October 24, 2019

Curated by Patricia Cariño Valdez
Chief Curator of Soundwave 9: Tanya Gayer

DIALECTS considers Szu-Han Ho’s personal history and delves into her interest in the tonality of language. It is one of the projects for Soundwave 9 and will take place at the Contemporary Jewish Museum.

The project germinates from stories of her family’s history in Taiwan: her great-grandfather’s murder, her family’s migration story to the U.S., and their history of owning a tamarind farm in Tainan. This performance emerges from a reflection on the tamarind fruit and its translation in Taiwanese <<giam seng di>> which means salty, sour, and sweet. Szu-Han finds inspiration in the ways in which language conveys not only meaning, but a method to transmit the quality of tones, sounds, and emotions. She asks how both a musical chord and a memory can sound salty, sour, and sweet. Language and sounds bridge time and distance: “I was separated from my mother at a pretty young age for a matter of months when she came to the US. She left a cassette recording of her voice and her singing for me. It’s probably what held me together in some ways. The feeling of being displaced or constantly looking for a home is one that is really familiar to me.” For Soundwave 9, Szu-Han performs DIALECTS with Bay Area collaborator Sandu Ndu, weaving together diasporic narratives with abstracted dance beats and harmonies to consider transformations and dynamism in migratory movements.

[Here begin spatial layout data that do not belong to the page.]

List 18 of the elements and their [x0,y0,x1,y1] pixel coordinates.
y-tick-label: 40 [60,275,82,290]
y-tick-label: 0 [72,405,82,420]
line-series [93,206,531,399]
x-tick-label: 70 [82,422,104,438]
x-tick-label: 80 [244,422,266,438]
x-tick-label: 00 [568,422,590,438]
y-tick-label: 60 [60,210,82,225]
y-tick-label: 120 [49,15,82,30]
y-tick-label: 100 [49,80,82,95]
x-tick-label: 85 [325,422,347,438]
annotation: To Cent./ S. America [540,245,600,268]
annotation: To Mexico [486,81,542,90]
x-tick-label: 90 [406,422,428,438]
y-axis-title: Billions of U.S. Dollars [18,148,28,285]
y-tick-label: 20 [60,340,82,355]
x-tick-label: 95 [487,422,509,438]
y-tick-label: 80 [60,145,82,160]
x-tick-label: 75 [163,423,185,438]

Soundwave is a San Francisco Bay Area organization operating at the intersection of art, technology, and music—co-presents this performance as a part of the ninth edition of their innovative Soundwave Festival, focused on the theme “of Time” at venues across the Bay Area. This year's festival features art parties, performance, dance, video, and music for our boldest, most interdisciplinary festival to date. Artists explore subjects like intergenerational history, the cultivation of safe spaces for healing and joy within black, brown, and queer communities, art grown out of migration and displacement, and our current political reality.